LONDON (Reuters) - Proposals by a G20-backed task force for companies to disclose how they manage climate risks would mislead investors and distort markets, according to research by analytics and data provider IHS Markit on Thursday.
Last year, the Task Force on Climate-Related Financial Disclosure (TCFD), set up by the G20’s Financial Stability Board, proposed that companies disclose in their public financial findings how they identify and manage risks to their business from climate change.
Although the measures are voluntary, some of the task force’s members argue they should become mandatory.
The TCFD was set up due to growing concerns among the financial community that assets are being mispriced because the full extent of climate risk is not being factored in and increased calls for company transparency.
IHS Markit said some of the TCFD’s proposals could help investors better understand how firms manage potential climate risks but others would actually undermine the aim of improving capital allocation decisions and financial market functioning.
Climate risk disclosure could lead to unintended consequences, such as investors downgrading other risks which might have similar financial impacts but do not have to be disclosed in the same way, the research said.
“The task force’s proposals are useful in terms of heightening the discussion around climate risk but eight decades of understanding of the materiality concept would be changed by this initiative,” Daniel Yergin, IHS Markit vice chairman and co-author of the report, told Reuters.
“The use of scenarios and metrics is misleading; there are issues around confidentiality and why should we single out just one risk?”
IHS Markit said its report was financed by oil firms BP, Chevron, ConocoPhillips and Total, which are in one of the sectors most exposed to climate-related financial impacts, but its conclusions were its own.
Proposals for disclosing the financial impact of long-term scenarios and using metrics to quantify climate risk could be misleading, the report said.
Not only are scenarios based on a large number of assumptions, the assumptions will vary according to different companies and sources and are not comparable, IHS Markit added.
A TCFD recommendation that oil and gas firms disclose information related to the cost of supply for current and future projects could undermine their competitive positions.

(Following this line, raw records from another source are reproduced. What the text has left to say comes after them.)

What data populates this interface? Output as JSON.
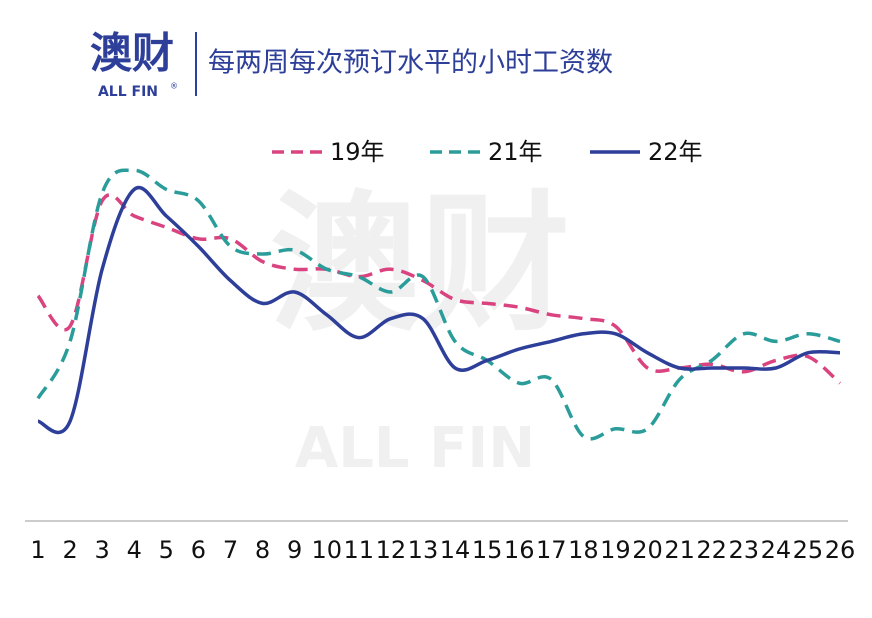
{
  "logo": {
    "name": "澳财",
    "sub": "ALL FIN",
    "mark": "®"
  },
  "watermark": {
    "name": "澳财",
    "sub": "ALL FIN"
  },
  "chart_data": {
    "type": "line",
    "title": "每两周每次预订水平的小时工资数",
    "categories": [
      "1",
      "2",
      "3",
      "4",
      "5",
      "6",
      "7",
      "8",
      "9",
      "10",
      "11",
      "12",
      "13",
      "14",
      "15",
      "16",
      "17",
      "18",
      "19",
      "20",
      "21",
      "22",
      "23",
      "24",
      "25",
      "26"
    ],
    "ylim": [
      0,
      100
    ],
    "series": [
      {
        "name": "19年",
        "color": "#d9437f",
        "dash": true,
        "values": [
          59,
          51,
          84,
          80,
          77,
          74,
          74,
          68,
          66,
          66,
          64,
          66,
          63,
          58,
          57,
          56,
          54,
          53,
          51,
          40,
          40,
          41,
          39,
          42,
          43,
          36
        ]
      },
      {
        "name": "21年",
        "color": "#2a9d9a",
        "dash": true,
        "values": [
          32,
          47,
          86,
          92,
          87,
          84,
          72,
          70,
          71,
          66,
          64,
          60,
          64,
          47,
          42,
          36,
          37,
          22,
          24,
          24,
          37,
          42,
          49,
          47,
          49,
          47
        ]
      },
      {
        "name": "22年",
        "color": "#2e3f9a",
        "dash": false,
        "values": [
          26,
          26,
          66,
          87,
          80,
          72,
          63,
          57,
          60,
          54,
          48,
          53,
          53,
          40,
          42,
          45,
          47,
          49,
          49,
          44,
          40,
          40,
          40,
          40,
          44,
          44
        ]
      }
    ]
  }
}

Such costs change constantly due to market and technology changes.
Companies could also face potential litigation if their future costs do not match the projected costs in their disclosures, the report said.
After a public consultation, the TCFD is expected to bring its final recommendations to the G20 at its meeting in Germany in July. The TCFD has 32 members from large banks, insurance companies, asset management companies, pension funds, credit rating agencies and accounting and consulting firms.